We have been very careful with the kids sailing experiences to date. Regaled with childhood tales from various friends – of weekends spent in the Solent aboard smelly, cold boats in the pouring rain, which left in its wake only a hated of sailing – we decided early on to make sure the kids experiences were positive & rich with happy memories.
A fundamental part of our gap year plan was the support of the children – they needed to be looking forward to it as much as we were. There are plenty of obvious ‘kid wins‘ in our plan – a year away from school; sunshine & beaches to play on; visiting fabulous islands – but there could be many more ‘kid fails‘. Leaving friends, family and our wonderful community behind for the year is an essential part of our adventure, but that year is a lifetime to someone who is only 7. To overcome this and the other social challenges of a year on board, we make a decision early on to become fair weather sailors.
We have earned our stripes on the Solent. I remember being very, very sick overboard whilst changing the foresail (yes, I know – back in the old days) in a blustery December, whilst taking my Day Skipper exam. The military instructor from the Joint Services Sail Training Centre wasn’t impressed & failed me anyway. We’ve raced, day sailed, crossed the channel and navigated one of the busiest stretches of water in the world in all weathers, we’ve sailed in the Baltic, the Atlantic & the Irish Sea, it was exhilarating, sometimes scary and always worth it, even when soaked to the skin. But these are not the places to engrain an abiding love of sailing in very small children. They are going to see the cold & wet, the scary bits and the boredom, but not the awesomeness and freedom.
So we headed to the lands of fair weather, where sailing is a means of getting from one gorgeous location where we can jump in the sea to cool off, to the next; where “Mummy, come in, it’s like swimming in a jar of fish!” is always the cry; the clothes dry off in an hour on the rail; and the kids just can’t wait to go sailing again.
The archives of this blog detail some of our holidays, the first was a ‘club’ holiday where we stayed ashore but had the use of various dinghies and day boats when our youngest was 3, but once we had established the kids were happy with the concept of being aboard we bareboat chartered from then on.

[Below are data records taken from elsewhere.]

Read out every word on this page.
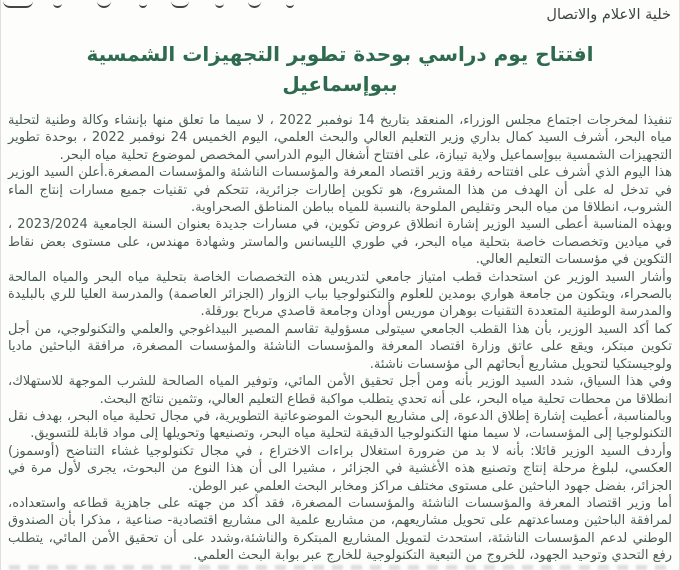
خلية الاعلام والاتصال
افتتاح يوم دراسي بوحدة تطوير التجهيزات الشمسية ببوإسماعيل

تنفيذا لمخرجات اجتماع مجلس الوزراء، المنعقد بتاريخ 14 نوفمبر 2022 ، لا سيما ما تعلق منها بإنشاء وكالة وطنية لتحلية مياه البحر، أشرف السيد كمال بداري وزير التعليم العالي والبحث العلمي، اليوم الخميس 24 نوفمبر 2022 ، بوحدة تطوير التجهيزات الشمسية ببوإسماعيل ولاية تيبازة، على افتتاح أشغال اليوم الدراسي المخصص لموضوع تحلية مياه البحر.

هذا اليوم الذي أشرف على افتتاحه رفقة وزير اقتصاد المعرفة والمؤسسات الناشئة والمؤسسات المصغرة.أعلن السيد الوزير في تدخل له على أن الهدف من هذا المشروع، هو تكوين إطارات جزائرية، تتحكم في تقنيات جميع مسارات إنتاج الماء الشروب، انطلاقا من مياه البحر وتقليص الملوحة بالنسبة للمياه بباطن المناطق الصحراوية.

وبهذه المناسبة أعطى السيد الوزير إشارة انطلاق عروض تكوين، في مسارات جديدة بعنوان السنة الجامعية 2023/2024 ، في ميادين وتخصصات خاصة بتحلية مياه البحر، في طوري الليسانس والماستر وشهادة مهندس، على مستوى بعض نقاط التكوين في مؤسسات التعليم العالي.

وأشار السيد الوزير عن استحداث قطب امتياز جامعي لتدريس هذه التخصصات الخاصة بتحلية مياه البحر والمياه المالحة بالصحراء، ويتكون من جامعة هواري بومدين للعلوم والتكنولوجيا بباب الزوار (الجزائر العاصمة) والمدرسة العليا للري بالبليدة والمدرسة الوطنية المتعددة التقنيات بوهران موريس أودان وجامعة قاصدي مرباح بورقلة.

كما أكد السيد الوزير، بأن هذا القطب الجامعي سيتولى مسؤولية تقاسم المصير البيداغوجي والعلمي والتكنولوجي، من أجل تكوين مبتكر، ويقع على عاتق وزارة اقتصاد المعرفة والمؤسسات الناشئة والمؤسسات المصغرة، مرافقة الباحثين ماديا ولوجيستكيا لتحويل مشاريع أبحاثهم الى مؤسسات ناشئة.

وفي هذا السياق، شدد السيد الوزير بأنه ومن أجل تحقيق الأمن المائي، وتوفير المياه الصالحة للشرب الموجهة للاستهلاك، انطلاقا من محطات تحلية مياه البحر، على أنه تحدي يتطلب مواكبة قطاع التعليم العالي، وتثمين نتائج البحث.

وبالمناسبة، أعطيت إشارة إطلاق الدعوة، إلى مشاريع البحوث الموضوعاتية التطويرية، في مجال تحلية مياه البحر، بهدف نقل التكنولوجيا إلى المؤسسات، لا سيما منها التكنولوجيا الدقيقة لتحلية مياه البحر، وتصنيعها وتحويلها إلى مواد قابلة للتسويق.

وأردف السيد الوزير قائلا: بأنه لا بد من ضرورة استغلال براءات الاختراع ، في مجال تكنولوجيا غشاء التناضح (أوسموز) العكسي، لبلوغ مرحلة إنتاج وتصنيع هذه الأغشية في الجزائر ، مشيرا الى أن هذا النوع من البحوث، يجرى لأول مرة في الجزائر، بفضل جهود الباحثين على مستوى مختلف مراكز ومخابر البحث العلمي عبر الوطن.

أما وزير اقتصاد المعرفة والمؤسسات الناشئة والمؤسسات المصغرة، فقد أكد من جهته على جاهزية قطاعه واستعداده، لمرافقة الباحثين ومساعدتهم على تحويل مشاريعهم، من مشاريع علمية الى مشاريع اقتصادية- صناعية ، مذكرا بأن الصندوق الوطني لدعم المؤسسات الناشئة، استحدث لتمويل المشاريع المبتكرة والناشئة،وشدد على أن تحقيق الأمن المائي، يتطلب رفع التحدي وتوحيد الجهود، للخروج من التبعية التكنولوجية للخارج عبر بوابة البحث العلمي.
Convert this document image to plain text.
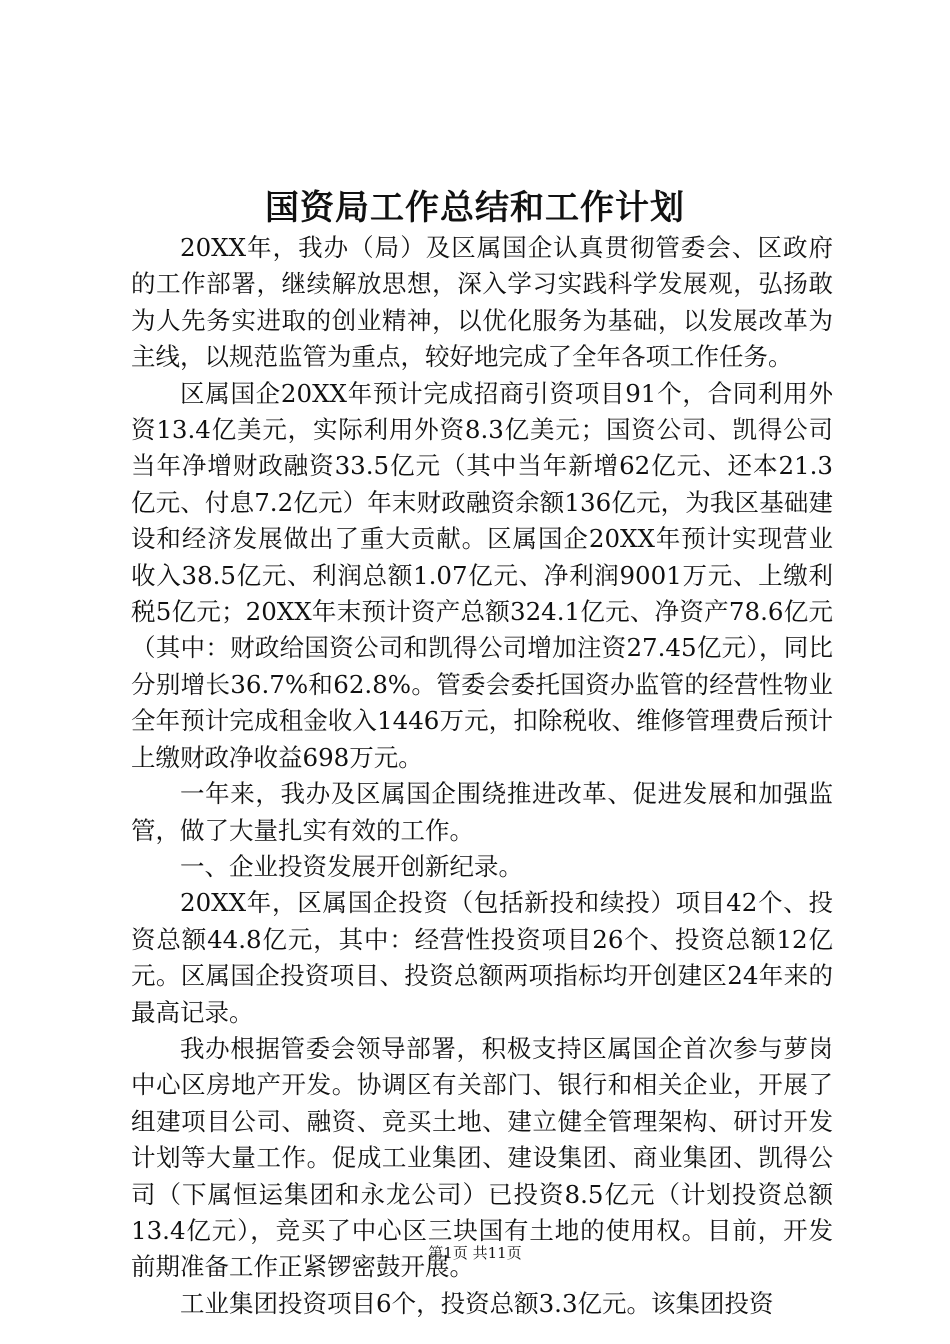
国资局工作总结和工作计划

20XX年，我办（局）及区属国企认真贯彻管委会、区政府的工作部署，继续解放思想，深入学习实践科学发展观，弘扬敢为人先务实进取的创业精神，以优化服务为基础，以发展改革为主线，以规范监管为重点，较好地完成了全年各项工作任务。

区属国企20XX年预计完成招商引资项目91个，合同利用外资13.4亿美元，实际利用外资8.3亿美元；国资公司、凯得公司当年净增财政融资33.5亿元（其中当年新增62亿元、还本21.3亿元、付息7.2亿元）年末财政融资余额136亿元，为我区基础建设和经济发展做出了重大贡献。区属国企20XX年预计实现营业收入38.5亿元、利润总额1.07亿元、净利润9001万元、上缴利税5亿元；20XX年末预计资产总额324.1亿元、净资产78.6亿元（其中：财政给国资公司和凯得公司增加注资27.45亿元），同比分别增长36.7%和62.8%。管委会委托国资办监管的经营性物业全年预计完成租金收入1446万元，扣除税收、维修管理费后预计上缴财政净收益698万元。

一年来，我办及区属国企围绕推进改革、促进发展和加强监管，做了大量扎实有效的工作。

一、企业投资发展开创新纪录。

20XX年，区属国企投资（包括新投和续投）项目42个、投资总额44.8亿元，其中：经营性投资项目26个、投资总额12亿元。区属国企投资项目、投资总额两项指标均开创建区24年来的最高记录。

我办根据管委会领导部署，积极支持区属国企首次参与萝岗中心区房地产开发。协调区有关部门、银行和相关企业，开展了组建项目公司、融资、竞买土地、建立健全管理架构、研讨开发计划等大量工作。促成工业集团、建设集团、商业集团、凯得公司（下属恒运集团和永龙公司）已投资8.5亿元（计划投资总额13.4亿元），竞买了中心区三块国有土地的使用权。目前，开发前期准备工作正紧锣密鼓开展。

工业集团投资项目6个，投资总额3.3亿元。该集团投资

第1页 共11页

Greece & the Ionian were favourite locations, but we also ventured to the Aegean, Turkey and the Caribbean.
Encouraging friends to join us was also a great experience for the kids. We always had at least a four cabin, 44ft vessel, which could happily house two families for a week. It’s close living, but with good weather below decks becomes just where you sleep & cook, and the outside space is limitless for young explorers, or adults who need some ‘me’ time.
Having a dinghy and a kayak on the boat allowed the kids some freedom & independence. We were always careful to ensure it was monitored, low risk independence, but a sheltered bay with an onshore wind is a wonderful place for a kids’ kayak adventure; playing ferryman to get the beach BBQ gear ashore, or fetching Daddy another beer from the boat.
Our last & final sailing holiday before the start of our gap year was out to the Caribbean, to give the kids a first hand experience of what they will be doing. By coincidence, friends of ours, the Hendersons, (aboard Skylark – https://skylarkingaround.com) were in Grenada as part of their sailing adventure. Already nine months into their three-year cruising plan, their similar aged kids took ours under their wing & showed them what its like to be a boat kid!
The shared fair weather sailing experiences within our family, between the kids & their friends who have been sailing with us, reflected upon over time and looked back on with joy, have borne fruit in the positive attitude of the kids to our big adventure. They are going to miss their friends; there won’t be a gymnastics club to go to; or a Cub pack to join; it will be Mummy & Daddy ALL THE TIME, which could get a bit much; and Granny & Grandad will be too far away to pop over. But they love sailing. They love the wind in their hair; they are completely fascinated by the sea & all marine life; Will is self-styled dinghy & kayak captain and loves his independence & freedom to just set off & potter about; Amelie adores snorkelling and is passionate about saving the oceans from waste (collecting flotsam & jetsam to the point we may need a bigger boat).
This adventure is their adventure as much as ours. But we have carefully managed that, they also own it & have contributed their ideas throughout the planning, and this is not the end. There will be moments of homesickness & sadness; sulks about lack of screen time; fights over getting the homeschooling done before the fun begins; overcoming the fear of long overnight passages; but we have at least got them on board. Let the adventure begin!